Mr Mercer added, ‘’…regrettably many employees lost their jobs as a result of the ensuing changes. Executives and our people in management roles will receive nil to very low incentive rewards this year".
Newcrest last month posted a massive annual net loss of $5.8 billion on the back of $6.2 billion in asset write-downs and restructuring costs and a disclosure scandal.
The company then announced that chief executive Greg Robinson’s annual pay would be cut by 27% to $2.73 million, down from $3.69 million in the previous year as his short-term bonuses were cut by $700,000.
The 2013 annual report showed Newcrest’s executive managers also had their pay cut in 2013, but Finance Director Gerard Bond’s overall pay increased slightly, from $1.64 million to $1.73 million.
Mr Robinson, Mr Bond and other executive managers will not receive pay rises in fiscal 2014.
NCM YTD – Newcrest flags more pay cuts
Mr Mercer said in his chairman’s comments that, "like many other gold mining companies, Newcrest reviewed the carrying value of its assets in response to the rapid decline in the gold price.
"This resulted in significant non-cash accounting charges of $6.2 billion after tax, relating to asset impairments, the write-down of higher cost assets and inventory, a write-down of the investment in Evolution Mining Limited and business restructuring costs.

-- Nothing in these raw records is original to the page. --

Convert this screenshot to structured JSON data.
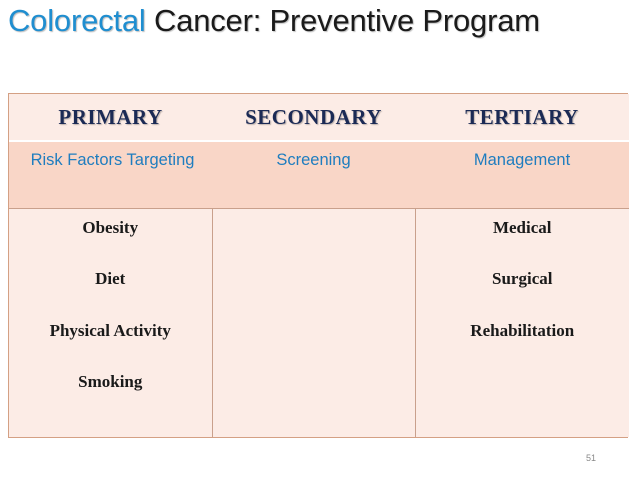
{
  "slide": {
    "title_accent": "Colorectal",
    "title_rest": " Cancer: Preventive Program",
    "page_number": "51"
  },
  "table": {
    "headers": [
      "PRIMARY",
      "SECONDARY",
      "TERTIARY"
    ],
    "subheaders": [
      "Risk Factors Targeting",
      "Screening",
      "Management"
    ],
    "primary_items": [
      "Obesity",
      "Diet",
      "Physical Activity",
      "Smoking"
    ],
    "tertiary_items": [
      "Medical",
      "Surgical",
      "Rehabilitation"
    ]
  },
  "colors": {
    "title_accent": "#1f8ed0",
    "header_text": "#1b2a55",
    "subheader_text": "#1f7dbf",
    "row_light": "#fcece6",
    "row_dark": "#f9d6c7",
    "border": "#c9a08c"
  }
}
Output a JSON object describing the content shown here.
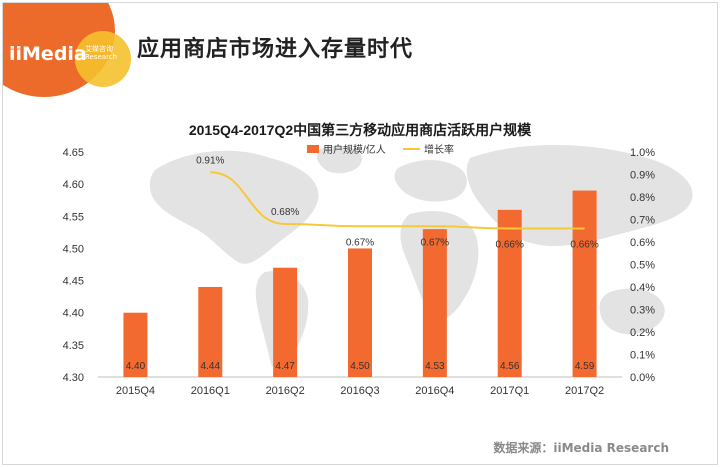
{
  "header": {
    "logo_text": "iiMedia",
    "logo_sub_1": "艾媒咨询",
    "logo_sub_2": "Research",
    "title": "应用商店市场进入存量时代"
  },
  "source": "数据来源：iiMedia Research",
  "colors": {
    "bar": "#f26a30",
    "line": "#f7c83a",
    "map": "#e3e3e3",
    "accent": "#ed6b2a"
  },
  "chart_data": {
    "type": "bar",
    "title": "2015Q4-2017Q2中国第三方移动应用商店活跃用户规模",
    "categories": [
      "2015Q4",
      "2016Q1",
      "2016Q2",
      "2016Q3",
      "2016Q4",
      "2017Q1",
      "2017Q2"
    ],
    "series": [
      {
        "name": "用户规模/亿人",
        "type": "bar",
        "axis": "left",
        "values": [
          4.4,
          4.44,
          4.47,
          4.5,
          4.53,
          4.56,
          4.59
        ],
        "labels": [
          "4.40",
          "4.44",
          "4.47",
          "4.50",
          "4.53",
          "4.56",
          "4.59"
        ]
      },
      {
        "name": "增长率",
        "type": "line",
        "axis": "right",
        "values": [
          null,
          0.91,
          0.68,
          0.67,
          0.67,
          0.66,
          0.66
        ],
        "labels": [
          "",
          "0.91%",
          "0.68%",
          "0.67%",
          "0.67%",
          "0.66%",
          "0.66%"
        ]
      }
    ],
    "ylim": [
      4.3,
      4.65
    ],
    "yticks": [
      "4.30",
      "4.35",
      "4.40",
      "4.45",
      "4.50",
      "4.55",
      "4.60",
      "4.65"
    ],
    "y2lim": [
      0.0,
      1.0
    ],
    "y2ticks": [
      "0.0%",
      "0.1%",
      "0.2%",
      "0.3%",
      "0.4%",
      "0.5%",
      "0.6%",
      "0.7%",
      "0.8%",
      "0.9%",
      "1.0%"
    ],
    "legend": "top-center",
    "grid": false
  }
}
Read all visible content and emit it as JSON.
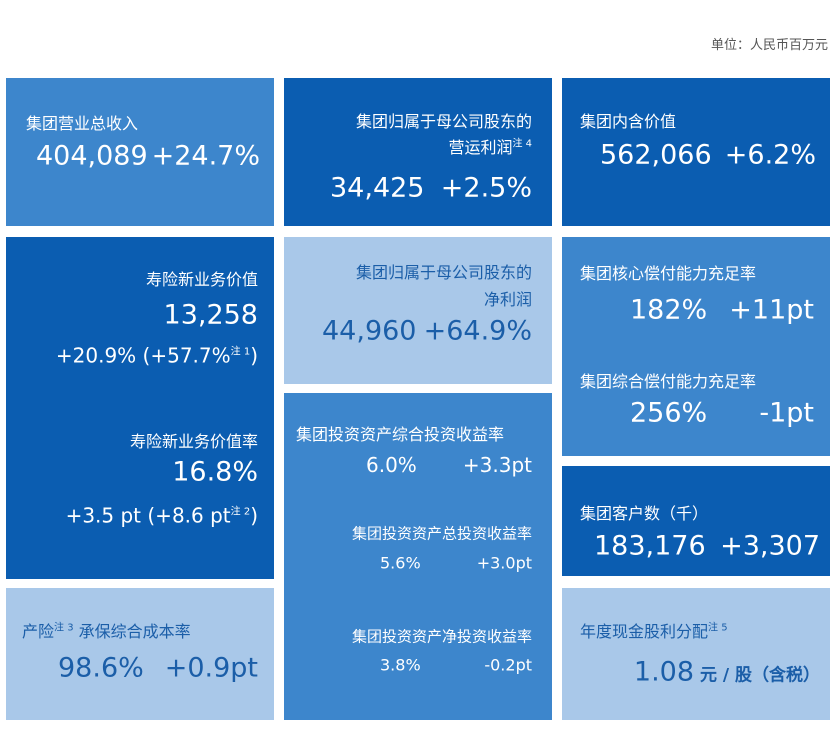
{
  "unit": "单位：人民币百万元",
  "revenue": {
    "label": "集团营业总收入",
    "value": "404,089",
    "change": "+24.7%"
  },
  "operating_profit": {
    "label": [
      "集团归属于母公司股东的",
      "营运利润"
    ],
    "note": "注 4",
    "value": "34,425",
    "change": "+2.5%"
  },
  "embedded_value": {
    "label": "集团内含价值",
    "value": "562,066",
    "change": "+6.2%"
  },
  "life_nbv": {
    "label": "寿险新业务价值",
    "value": "13,258",
    "change": "+20.9% (+57.7%",
    "note": "注 1",
    "close": ")"
  },
  "life_nbv_margin": {
    "label": "寿险新业务价值率",
    "value": "16.8%",
    "change": "+3.5 pt  (+8.6 pt",
    "note": "注 2",
    "close": ")"
  },
  "net_profit": {
    "label": [
      "集团归属于母公司股东的",
      "净利润"
    ],
    "value": "44,960",
    "change": "+64.9%"
  },
  "core_solvency": {
    "label": "集团核心偿付能力充足率",
    "value": "182%",
    "change": "+11pt"
  },
  "comprehensive_solvency": {
    "label": "集团综合偿付能力充足率",
    "value": "256%",
    "change": "-1pt"
  },
  "comprehensive_yield": {
    "label": "集团投资资产综合投资收益率",
    "value": "6.0%",
    "change": "+3.3pt"
  },
  "total_yield": {
    "label": "集团投资资产总投资收益率",
    "value": "5.6%",
    "change": "+3.0pt"
  },
  "net_yield": {
    "label": "集团投资资产净投资收益率",
    "value": "3.8%",
    "change": "-0.2pt"
  },
  "customers": {
    "label": "集团客户数（千）",
    "value": "183,176",
    "change": "+3,307"
  },
  "combined_ratio": {
    "label_prefix": "产险",
    "note": "注 3",
    "label": " 承保综合成本率",
    "value": "98.6%",
    "change": "+0.9pt"
  },
  "dividend": {
    "label": "年度现金股利分配",
    "note": "注 5",
    "value": "1.08",
    "unit": " 元 / 股（含税）"
  }
}
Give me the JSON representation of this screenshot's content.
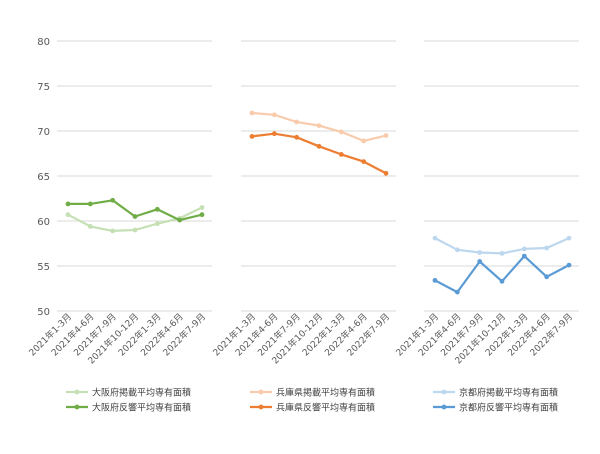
{
  "chart_data": {
    "type": "line",
    "ylim": [
      50,
      80
    ],
    "y_ticks": [
      "50",
      "55",
      "60",
      "65",
      "70",
      "75",
      "80"
    ],
    "grid": true,
    "categories": [
      "2021年1-3月",
      "2021年4-6月",
      "2021年7-9月",
      "2021年10-12月",
      "2022年1-3月",
      "2022年4-6月",
      "2022年7-9月"
    ],
    "panels": [
      {
        "series": [
          {
            "name": "大阪府掲載平均専有面積",
            "color": "#c5e0b4",
            "values": [
              60.7,
              59.4,
              58.9,
              59.0,
              59.7,
              60.3,
              61.5
            ]
          },
          {
            "name": "大阪府反響平均専有面積",
            "color": "#70ad47",
            "values": [
              61.9,
              61.9,
              62.3,
              60.5,
              61.3,
              60.1,
              60.7
            ]
          }
        ]
      },
      {
        "series": [
          {
            "name": "兵庫県掲載平均専有面積",
            "color": "#f8cbad",
            "values": [
              72.0,
              71.8,
              71.0,
              70.6,
              69.9,
              68.9,
              69.5
            ]
          },
          {
            "name": "兵庫県反響平均専有面積",
            "color": "#ed7d31",
            "values": [
              69.4,
              69.7,
              69.3,
              68.3,
              67.4,
              66.6,
              65.3
            ]
          }
        ]
      },
      {
        "series": [
          {
            "name": "京都府掲載平均専有面積",
            "color": "#bdd7ee",
            "values": [
              58.1,
              56.8,
              56.5,
              56.4,
              56.9,
              57.0,
              58.1
            ]
          },
          {
            "name": "京都府反響平均専有面積",
            "color": "#5b9bd5",
            "values": [
              53.4,
              52.1,
              55.5,
              53.3,
              56.1,
              53.8,
              55.1
            ]
          }
        ]
      }
    ]
  }
}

"A large part of the write-downs related to ‘goodwill’ recognised on the acquisition of former Lihir gold limited assets. ‘goodwill’ for a mining asset has always to be written off eventually."
The Lihir orebody, in terms of size and grade, is one of the great orebodies of the world.
"We are very positive about Lihir and the improved contribution it is now making to Newcrest. Newcrest has the longest reserve life of its global peer group.
"For other parts of the business, such as Telfer and Hidden Valley, the write-downs reflect the materially lower gold price, reduction in valuation multiples and the resulting fall in the market value of these assets.
"Newcrest remains well placed financially, with a sound balance sheet and investment grade credit ratings. Gearing has increased to 29.1 percent, mainly due to the investment in projects at Cadia East and Lihir, as well as the recent impairments. This level is acceptable in the present circumstances. our longer-term objective is to keep gearing under 15 percent.
"This provides a buffer for the company to weather significant adverse events such as the plunge in metal prices, which occurred in 2013.
"From a liquidity point of view, as at 30 June 2013, Newcrest had around $950 million in cash and undrawn bilateral bank facilities," Mr Mercer reassured shareholders.
Newcrest shares ended at $12.03, down more than a $1 or 8.1% as world gold prices fell in Asia after Friday’s falls in US markets.